Alors, « l'absolu est dans le relatif, l'extraordinaire dans l'ordinaire » (Lytta Basset, Aimer sans dévorer, Albin Michel, 2010, p. 229) : une flamme de bougie devient soleil et chaleur, un sourire d’enfant illumine toute une journée pluvieuse, un vol de cygne vous donne des ailes et un bourgeon fait monter en vous une irrésistible envie de faire l’amour.
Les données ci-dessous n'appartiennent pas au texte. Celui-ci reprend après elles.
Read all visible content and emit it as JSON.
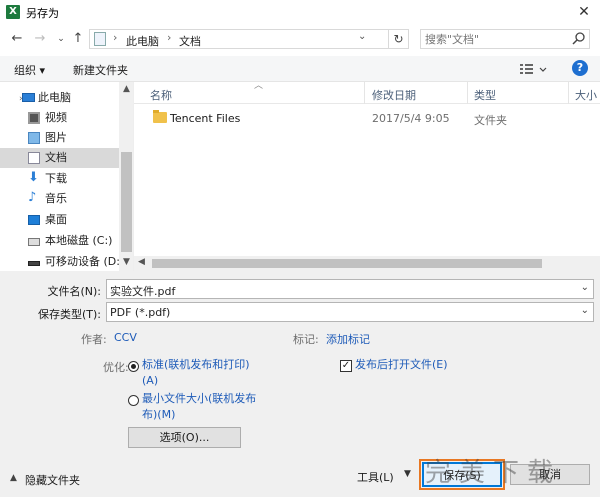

Car, en effet, « la mort invite à un effort pour sortir au moins de notre condition ordinaire et cet effort à un nom : la passion » (François Cheng, Cinq méditations sur la mort, p. 59), un amour pour la vie qui passe par la nécessité de s’abandonner, de faire confiance à cette existence dont on sait qu’elle nous conduira avec certitude vers son terme, biologique du moins.
 
Se préparer consciemment à mourir c’est aussi dire « oui » à la vie, quoiqu’elle nous réserve, une affirmation pleine de gratitude : une fois que l’on a accepté son immortalité comme étant une opportunité et non une fatalité, force est de constater que la vie se présente à nous sous les attraits d’un cadeau que l’ « on devrait tout le temps vivre en état de miracle » (Georges Haldas, L’échec fertile. Paroles d’Aube, p. 30).
 
Après l’avoir fuie puis désirée, la mort est donc devenue aujourd’hui une fidèle compagne, un « coach de vie » qui me questionne, m’interroge, me renvoie à ma vérité tout en débusquant le moindre mensonge. Elle m’invite à la fois à me dépasser en me rappelant les rêves que je n’ai pas encore vécus et, en même temps, m’encourage à rester humble : le fait de pouvoir réinventer ma vie jour après jour afin de lui donner un sens ne doit en effet pas me faire oublier que je ne maîtrise pas ma vie, que je ne suis qu’une porte, un passeur au service d’une énergie et d’un mystère qui à la fois me dépassent et légitiment mon existence.
 
« Être ou ne pas être » ….Et si la fameuse question que pose Hamlet dans le drame éponyme de Shakespeare n’était pas plutôt « être et ne pas être » ? Pour que nous soyons pleinement, pour réinventer cette vie qui, comme le dit Woody Allen, est parfois insupportable, ne faut-il pas passer par l’acceptation de notre propre finitude, quand nous ne serons plus ? J’invite chacun et chacune à s’interroger….et à créer sa vie en fonction de ses propres réponses.
 
 
 

Du funambulisme et de la vulnérabilité

Posted on 30 November, 2013 at 17:28 Comments comments (891)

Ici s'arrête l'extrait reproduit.